Lubero : deux magistrats pour environ deux millions d’habitants, déplorent forces sociales et politiques

Certains justiciables doivent parcourir jusqu’à 100Km pour retrouver leur juge naturel, sans toutefois être sûrs de rentrer satisfaits, révèle l’Ong de droits de l’homme, convention pour le respect de droits de l’homme (CRDH).

A en croire une correspondance du député national, élu du territoire de Lubero, Alexandre Muhasa, datant du 17 aout, il n’existe qu’un magistrat au parquet et un autre au tribunal de paix(Tripaix) du territoire de Lubero. Qui plus est, le président de cette dernière juridiction vient d’être affecté à Butembo, depuis le 6 aout, comme juge d’instance, ce qui complique davantage l’affaire, fait remarquer le député.

Lors de son passage au Tripaix ce vendredi 21 aout, le coordonateur de la CRDH, Olivier Kinzandu, affirme avoir observé qu’il n’y a pas eu d’audience en matière pénale en raison de l’absence de président.

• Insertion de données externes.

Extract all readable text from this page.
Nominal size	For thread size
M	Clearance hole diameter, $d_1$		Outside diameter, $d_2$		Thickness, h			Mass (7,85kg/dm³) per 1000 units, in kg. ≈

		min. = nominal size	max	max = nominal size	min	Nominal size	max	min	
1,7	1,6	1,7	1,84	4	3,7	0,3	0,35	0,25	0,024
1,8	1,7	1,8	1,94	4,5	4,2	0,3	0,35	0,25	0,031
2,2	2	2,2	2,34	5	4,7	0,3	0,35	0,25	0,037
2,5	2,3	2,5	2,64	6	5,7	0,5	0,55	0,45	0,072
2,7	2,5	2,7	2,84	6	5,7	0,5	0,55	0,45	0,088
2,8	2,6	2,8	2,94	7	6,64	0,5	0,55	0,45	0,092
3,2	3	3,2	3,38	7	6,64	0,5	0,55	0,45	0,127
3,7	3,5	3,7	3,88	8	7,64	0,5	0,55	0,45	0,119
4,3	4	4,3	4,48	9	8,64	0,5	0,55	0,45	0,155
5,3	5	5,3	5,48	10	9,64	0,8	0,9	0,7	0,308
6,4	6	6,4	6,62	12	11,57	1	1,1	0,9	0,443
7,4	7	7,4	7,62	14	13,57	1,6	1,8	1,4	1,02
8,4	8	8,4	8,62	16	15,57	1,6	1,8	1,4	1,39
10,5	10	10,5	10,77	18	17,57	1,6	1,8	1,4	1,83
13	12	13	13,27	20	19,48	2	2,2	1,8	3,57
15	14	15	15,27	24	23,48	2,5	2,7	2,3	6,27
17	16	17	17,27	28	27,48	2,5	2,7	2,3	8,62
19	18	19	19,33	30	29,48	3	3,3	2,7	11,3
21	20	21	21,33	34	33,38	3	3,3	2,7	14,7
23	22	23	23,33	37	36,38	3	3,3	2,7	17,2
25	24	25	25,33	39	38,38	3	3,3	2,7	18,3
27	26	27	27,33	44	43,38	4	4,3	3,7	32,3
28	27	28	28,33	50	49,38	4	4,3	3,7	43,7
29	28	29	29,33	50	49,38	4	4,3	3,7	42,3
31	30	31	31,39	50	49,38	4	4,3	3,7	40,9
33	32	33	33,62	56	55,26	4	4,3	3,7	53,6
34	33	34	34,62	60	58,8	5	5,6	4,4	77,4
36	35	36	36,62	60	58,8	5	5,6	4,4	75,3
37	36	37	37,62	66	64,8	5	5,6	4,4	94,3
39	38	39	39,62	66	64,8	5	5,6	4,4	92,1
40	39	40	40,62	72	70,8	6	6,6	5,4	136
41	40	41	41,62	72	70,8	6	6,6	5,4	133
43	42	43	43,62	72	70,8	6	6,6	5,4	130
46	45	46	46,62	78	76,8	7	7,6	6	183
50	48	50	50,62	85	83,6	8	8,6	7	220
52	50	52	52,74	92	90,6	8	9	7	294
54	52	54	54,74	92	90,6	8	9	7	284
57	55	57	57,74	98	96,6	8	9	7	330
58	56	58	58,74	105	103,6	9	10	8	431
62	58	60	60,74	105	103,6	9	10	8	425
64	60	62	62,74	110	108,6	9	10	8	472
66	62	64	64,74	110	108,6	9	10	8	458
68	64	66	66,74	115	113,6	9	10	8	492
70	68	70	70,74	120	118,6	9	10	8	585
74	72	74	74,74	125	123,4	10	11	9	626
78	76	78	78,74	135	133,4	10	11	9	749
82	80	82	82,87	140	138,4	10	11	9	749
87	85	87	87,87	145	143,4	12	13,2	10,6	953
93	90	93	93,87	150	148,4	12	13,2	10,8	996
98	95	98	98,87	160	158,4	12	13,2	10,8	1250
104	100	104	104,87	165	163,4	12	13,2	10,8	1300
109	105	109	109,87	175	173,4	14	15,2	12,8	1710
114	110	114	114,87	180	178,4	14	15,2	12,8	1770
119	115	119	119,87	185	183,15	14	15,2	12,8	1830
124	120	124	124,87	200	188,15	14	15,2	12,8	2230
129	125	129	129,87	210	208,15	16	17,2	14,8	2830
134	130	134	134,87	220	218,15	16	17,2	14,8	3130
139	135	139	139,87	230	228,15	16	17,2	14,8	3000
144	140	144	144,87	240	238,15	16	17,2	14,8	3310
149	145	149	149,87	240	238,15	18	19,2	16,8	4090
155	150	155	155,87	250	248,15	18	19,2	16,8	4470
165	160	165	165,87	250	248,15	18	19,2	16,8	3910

Des justiciables venus de Graben, Mangurejipa et des abords du lac-Édouard, à environ 80Km, ont par conséquent dû rentrer.

Loin de permettre le bon fonctionnement de la justice dans le territoire de Lubero, l’insuffisance du personnel judiciaire fait que les jugements sont prononcés en dehors de normes légales. D’autre part, ‘’cela laisse planer des doutes sur la crédibilité des juges en amplifiant les suspicions de corruption dans le chef de la justice par la population’’, souligne le député Alexandre Muhasa.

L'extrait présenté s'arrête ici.